Siz Elmas Ana’nın güzel, yeşil bakan gözlerini bir kez görseniz, o insanda hiçbir yanlışın barınamayacağını anlarsınız. Hanelerine konuk olduğumda, Ö. Nasuhi Bilmen’in ilmihali ile bir Kuran duruyordu Elmas Ana’nın yanı başında.
Bütün insanlık kör, bütün kulaklar sağır kesilince “Allah yeter!” deyip, inancına iltihak etmiş Elmas Ana...
Dertleşmenin sonunda büyük bir umutla nasıl anlatacağımı sordu. Başbakan’dan umudu vardı, ben de onaylarsam rahatlayacaktı. Doğrusu hazır bir cevabım yoktu.

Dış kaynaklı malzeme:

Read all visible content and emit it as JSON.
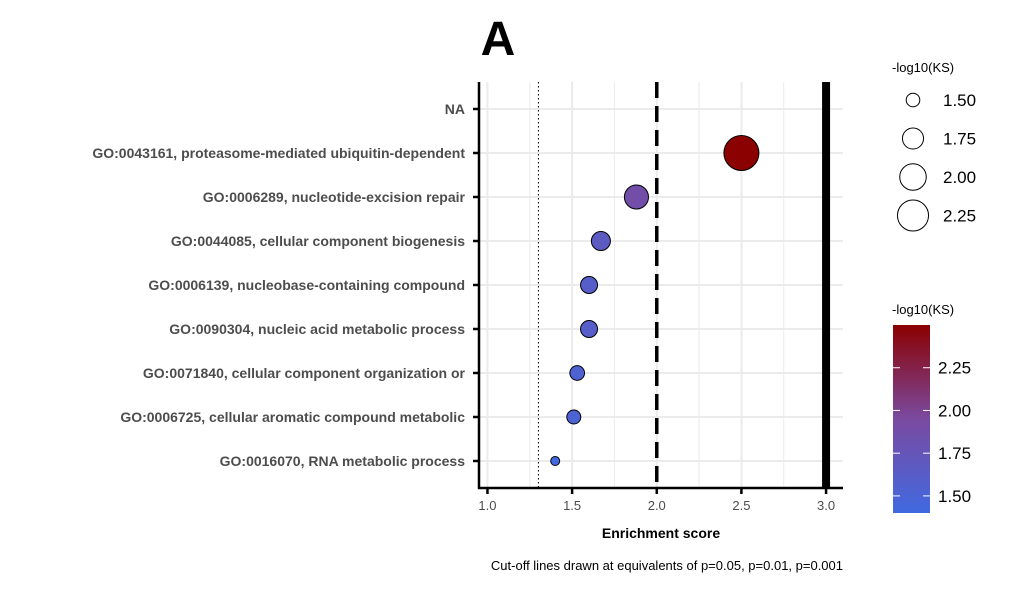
{
  "chart_data": {
    "type": "scatter",
    "title": "A",
    "xlabel": "Enrichment score",
    "ylabel": "",
    "caption": "Cut-off lines drawn at equivalents of p=0.05, p=0.01, p=0.001",
    "xlim": [
      0.95,
      3.1
    ],
    "x_ticks": [
      "1.0",
      "1.5",
      "2.0",
      "2.5",
      "3.0"
    ],
    "x_tick_values": [
      1.0,
      1.5,
      2.0,
      2.5,
      3.0
    ],
    "categories": [
      "NA",
      "GO:0043161, proteasome-mediated ubiquitin-dependent",
      "GO:0006289, nucleotide-excision repair",
      "GO:0044085, cellular component biogenesis",
      "GO:0006139, nucleobase-containing compound",
      "GO:0090304, nucleic acid metabolic process",
      "GO:0071840, cellular component organization or",
      "GO:0006725, cellular aromatic compound metabolic",
      "GO:0016070, RNA metabolic process"
    ],
    "points": [
      {
        "category": "GO:0043161, proteasome-mediated ubiquitin-dependent",
        "x": 2.5,
        "size_value": 2.5,
        "color_value": 2.5
      },
      {
        "category": "GO:0006289, nucleotide-excision repair",
        "x": 1.88,
        "size_value": 1.88,
        "color_value": 1.88
      },
      {
        "category": "GO:0044085, cellular component biogenesis",
        "x": 1.67,
        "size_value": 1.67,
        "color_value": 1.67
      },
      {
        "category": "GO:0006139, nucleobase-containing compound",
        "x": 1.6,
        "size_value": 1.6,
        "color_value": 1.6
      },
      {
        "category": "GO:0090304, nucleic acid metabolic process",
        "x": 1.6,
        "size_value": 1.6,
        "color_value": 1.6
      },
      {
        "category": "GO:0071840, cellular component organization or",
        "x": 1.53,
        "size_value": 1.53,
        "color_value": 1.53
      },
      {
        "category": "GO:0006725, cellular aromatic compound metabolic",
        "x": 1.51,
        "size_value": 1.51,
        "color_value": 1.51
      },
      {
        "category": "GO:0016070, RNA metabolic process",
        "x": 1.4,
        "size_value": 1.4,
        "color_value": 1.4
      }
    ],
    "cutoff_lines": [
      {
        "x": 1.301,
        "style": "dotted"
      },
      {
        "x": 2.0,
        "style": "dashed"
      },
      {
        "x": 3.0,
        "style": "solid"
      }
    ],
    "grid": true,
    "size_legend": {
      "title": "-log10(KS)",
      "labels": [
        "1.50",
        "1.75",
        "2.00",
        "2.25"
      ],
      "values": [
        1.5,
        1.75,
        2.0,
        2.25
      ],
      "placement": "top-right"
    },
    "color_legend": {
      "title": "-log10(KS)",
      "labels": [
        "2.25",
        "2.00",
        "1.75",
        "1.50"
      ],
      "values": [
        2.25,
        2.0,
        1.75,
        1.5
      ],
      "range": [
        1.4,
        2.5
      ],
      "low_color": "#4169e1",
      "high_color": "#8b0000",
      "placement": "right"
    }
  }
}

Yıllardır umudu tükenmeden, azmi kırılmadan bir tek haberin hatırına, yaşamak denirse yaşamaya çalışan bir insana “Hükümet bu işi komisyona havale etti, işi de yayma eğiliminde” diyemedim.
Komisyona havale!
İsmet İnönü “Eğer bir işin halli cihetine gitmek istemiyorsanız komisyona havale edin, başına da Coşkun Kırca’yı getirin” dermiş.
Yeni nesil Kırca’yı tanımayabilir. Gözünüzün önüne Cemil Çiçek’i getirin, hah işte üç aşağı beş yukarı öyle bir devletliydi. Bizde devletin zülf-ü yarine dokunacak işler hep komisyonlara havale edilir ve bugüne kadar, sonuç alabilmiş bir komisyon görülmemiştir.
Unutmayalım ki Mutki’de yargısız infaz edilenler de bir ananın evlatlarıydı.
‘Cumartesi Anaları’nı kabul edip, ardından da Mutki’ye yayın yasağı getirmenin ne anlama geldiğini birisi bize anlatsa da öğrensek...
Merhamet değil Adalet!
Muhteşem insan Willy Brandt, Varşova’da, Nazi soykırım anıtının önünde diz çökmüştü.
Planlanmış bir jest değildi. Sebebini soranlara “Yakın tarihin ağır yükü altında, kelimeler yetersiz kaldığında, tüm insanların yaptığını yaptım” demiştir.
Bu sözüm ayrımsız olarak, iktidarıyla ve muhalefetiyle herkesedir.
Yaşananların kötülüğü yanında artık kelimeler yetersiz kalmaktadır.
Bu ülkenin yakın dönem pislikleri için bir anıt yapılacaksa mesela Galatasaray Lisesi’nin önüne yapılmalıdır.
Hakiki bir komisyon kurulacaksa, tümüyle bağımsız insanlardan oluşmalı ve bu anıtın önünde diz çöktükten sonra, belki de ilk kaybedilen olduğu için Hayrettin’in akıbetiyle işe başlamalıdır.
Böylece “Hanım iyi ki de oğlana araba almışız, yoksa şimdi çok yazıklanacaktık” diyerek evine sığamayan, her gün kendini dağa bayıra vuran, baba Kemalettin Eren, gideceği bir adres ve sarılacağı bir mezartaşına sahip olacaktır.
Bunu yapmayacaksanız, kimsenin cıvık merhamete ihtiyacı yok!